I only recently heard of VIDA, which is not that surprising, since they were just established in 2009. The organization’s mission is “to explore critical and cultural perceptions of writing by women through meaningful conversation and the exchange of ideas among existing and emerging literary communities.” In short – to figure out why, in the 21st century, women still can’t seem to get a fair shake in the literary world.
This year, for the second time, VIDA surveyed bylines and content from a selection of major, respected publications, like The New York Times, The Atlantic, The Nation, The New Republic, and others, and published their findings in The 2011 Count. Casually flipping through the pie-chart slides, it seems that male writers have three or four times as many bylines as female writers. The same goes for authors being reviewed or interviewed: the men far outnumber the women. As VIDA notes in its press release, their data set off a tsunami of discussion, some of it serious, some of it dismissive:
Immediately, the literary community went into hyper drive responding to the information VIDA had gathered: furious debates over The Count took place in comment boxes, both nationally and internationally; women writers are discriminated against and should be righteously indignant; women writers are whiners and should simply write better books; women writers should write about more “important” subjects; women writers’ subjects are just as important as male writers’, dammit!; women writers’ subject matter isn’t inherently different than men’s, it’s just reviewed differently; women writers should submit more work to magazines; male writers should submit less; editors should actively solicit more work from women writers…

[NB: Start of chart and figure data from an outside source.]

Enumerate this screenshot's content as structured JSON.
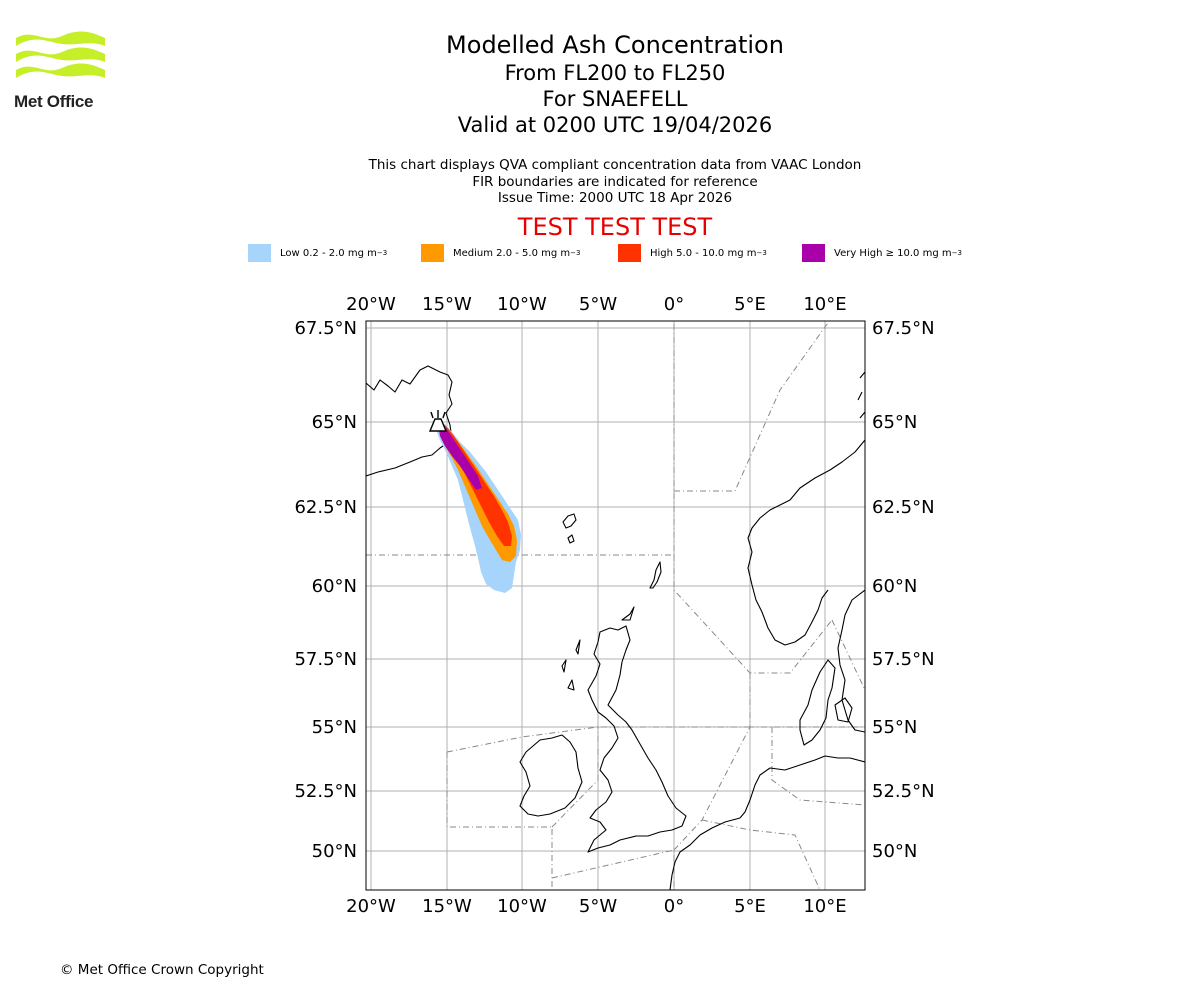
{
  "logo": {
    "text": "Met Office"
  },
  "title": {
    "line1": "Modelled Ash Concentration",
    "line2": "From FL200 to FL250",
    "line3": "For SNAEFELL",
    "line4": "Valid at 0200 UTC 19/04/2026"
  },
  "subtitle": {
    "line1": "This chart displays QVA compliant concentration data from VAAC London",
    "line2": "FIR boundaries are indicated for reference",
    "line3": "Issue Time: 2000 UTC 18 Apr 2026"
  },
  "banner": "TEST TEST TEST",
  "legend": [
    {
      "label": "Low 0.2 - 2.0 mg m",
      "exp": "−3",
      "color": "#a6d4fa"
    },
    {
      "label": "Medium 2.0 - 5.0 mg m",
      "exp": "−3",
      "color": "#fe9900"
    },
    {
      "label": "High 5.0 - 10.0 mg m",
      "exp": "−3",
      "color": "#ff3300"
    },
    {
      "label": "Very High ≥ 10.0 mg m",
      "exp": "−3",
      "color": "#aa00aa"
    }
  ],
  "map": {
    "lon_ticks": [
      "20°W",
      "15°W",
      "10°W",
      "5°W",
      "0°",
      "5°E",
      "10°E"
    ],
    "lat_ticks": [
      "67.5°N",
      "65°N",
      "62.5°N",
      "60°N",
      "57.5°N",
      "55°N",
      "52.5°N",
      "50°N"
    ],
    "volcano": "SNAEFELL"
  },
  "copyright": "© Met Office Crown Copyright"
}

And then, on 3 April, the 2012 National Magazine Award finalists were announced. Apparently, there were only a handful of women represented, all in either the fiction or personal-service categories. And that set off yet another firestorm of discussion: do women only want to write about women’s issues like breast cancer? Do they limit themselves to making up fiction? Where is the recognition for women doing the so-called “major” writing in features, reporting, essays?
One thing the VIDA count accomplished was to show that the dearth of women writers is an undeniable fact. What it cannot tell us is why. Is there a reader bias in favor of male authors? A publisher’s bias? Are there fewer women than men interested in writing, or is there some systemic obstacle — say, child-rearing — that takes away from a woman’s opportunity to write?

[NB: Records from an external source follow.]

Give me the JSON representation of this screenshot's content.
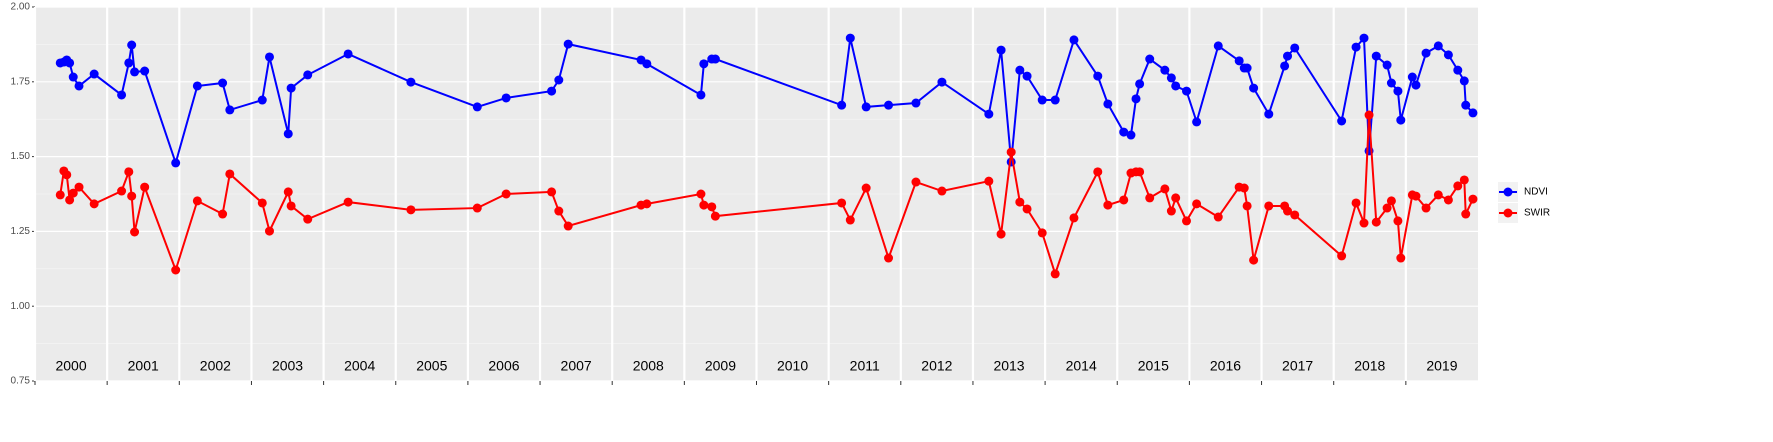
{
  "chart_data": {
    "type": "line",
    "x": [
      2000.35,
      2000.4,
      2000.44,
      2000.48,
      2000.53,
      2000.61,
      2000.82,
      2001.2,
      2001.3,
      2001.34,
      2001.38,
      2001.52,
      2001.95,
      2002.25,
      2002.6,
      2002.7,
      2003.15,
      2003.25,
      2003.51,
      2003.55,
      2003.78,
      2004.34,
      2005.21,
      2006.13,
      2006.53,
      2007.16,
      2007.26,
      2007.39,
      2008.4,
      2008.48,
      2009.23,
      2009.27,
      2009.38,
      2009.43,
      2011.18,
      2011.3,
      2011.52,
      2011.83,
      2012.21,
      2012.57,
      2013.22,
      2013.39,
      2013.53,
      2013.65,
      2013.75,
      2013.96,
      2014.14,
      2014.4,
      2014.73,
      2014.87,
      2015.09,
      2015.19,
      2015.26,
      2015.31,
      2015.45,
      2015.66,
      2015.75,
      2015.81,
      2015.96,
      2016.1,
      2016.4,
      2016.69,
      2016.76,
      2016.8,
      2016.89,
      2017.1,
      2017.32,
      2017.36,
      2017.46,
      2018.11,
      2018.31,
      2018.42,
      2018.49,
      2018.59,
      2018.74,
      2018.8,
      2018.89,
      2018.93,
      2019.09,
      2019.14,
      2019.28,
      2019.45,
      2019.59,
      2019.72,
      2019.81,
      2019.83,
      2019.93
    ],
    "series": [
      {
        "name": "NDVI",
        "color": "#0000ff",
        "values": [
          1.813,
          1.816,
          1.823,
          1.813,
          1.766,
          1.736,
          1.776,
          1.706,
          1.813,
          1.873,
          1.783,
          1.786,
          1.479,
          1.736,
          1.746,
          1.656,
          1.689,
          1.833,
          1.576,
          1.729,
          1.773,
          1.843,
          1.749,
          1.666,
          1.696,
          1.719,
          1.756,
          1.876,
          1.823,
          1.81,
          1.706,
          1.81,
          1.826,
          1.826,
          1.672,
          1.896,
          1.666,
          1.672,
          1.679,
          1.749,
          1.642,
          1.856,
          1.482,
          1.789,
          1.769,
          1.689,
          1.689,
          1.89,
          1.769,
          1.676,
          1.582,
          1.572,
          1.693,
          1.743,
          1.826,
          1.789,
          1.763,
          1.736,
          1.719,
          1.616,
          1.87,
          1.82,
          1.796,
          1.796,
          1.729,
          1.642,
          1.803,
          1.836,
          1.863,
          1.619,
          1.866,
          1.896,
          1.519,
          1.836,
          1.806,
          1.746,
          1.719,
          1.622,
          1.766,
          1.739,
          1.846,
          1.87,
          1.84,
          1.789,
          1.753,
          1.672,
          1.646
        ]
      },
      {
        "name": "SWIR",
        "color": "#ff0000",
        "values": [
          1.372,
          1.452,
          1.439,
          1.355,
          1.378,
          1.398,
          1.342,
          1.385,
          1.449,
          1.368,
          1.248,
          1.398,
          1.121,
          1.352,
          1.308,
          1.442,
          1.345,
          1.251,
          1.382,
          1.335,
          1.291,
          1.348,
          1.322,
          1.328,
          1.375,
          1.382,
          1.318,
          1.268,
          1.338,
          1.342,
          1.375,
          1.338,
          1.332,
          1.301,
          1.345,
          1.288,
          1.395,
          1.161,
          1.415,
          1.385,
          1.418,
          1.241,
          1.515,
          1.348,
          1.325,
          1.245,
          1.108,
          1.295,
          1.449,
          1.338,
          1.355,
          1.445,
          1.449,
          1.449,
          1.362,
          1.392,
          1.318,
          1.362,
          1.285,
          1.342,
          1.298,
          1.398,
          1.395,
          1.335,
          1.154,
          1.335,
          1.335,
          1.318,
          1.305,
          1.168,
          1.345,
          1.278,
          1.639,
          1.281,
          1.328,
          1.352,
          1.285,
          1.161,
          1.372,
          1.368,
          1.328,
          1.372,
          1.355,
          1.402,
          1.422,
          1.308,
          1.358
        ]
      }
    ],
    "xlim": [
      2000,
      2020
    ],
    "xticks": [
      2000,
      2001,
      2002,
      2003,
      2004,
      2005,
      2006,
      2007,
      2008,
      2009,
      2010,
      2011,
      2012,
      2013,
      2014,
      2015,
      2016,
      2017,
      2018,
      2019
    ],
    "ylim": [
      0.75,
      2
    ],
    "yticks": [
      {
        "value": 0.75,
        "label": "0.75"
      },
      {
        "value": 1,
        "label": "1.00"
      },
      {
        "value": 1.25,
        "label": "1.25"
      },
      {
        "value": 1.5,
        "label": "1.50"
      },
      {
        "value": 1.75,
        "label": "1.75"
      },
      {
        "value": 2,
        "label": "2.00"
      }
    ],
    "grid": true
  }
}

Then again, there are far fewer female CEOs than males. The same goes for legislators, judges, police officers, soldiers, engineers, aviators. Why the imbalance in those professions? In the end, really, is writing any different from any other profession when it comes to equal participation by women? This is not to minimize VIDA’s mission of calling attention to this issue in the sphere of writing; it is only to say that what we see in the writing profession is repeated many times over in other professions as well.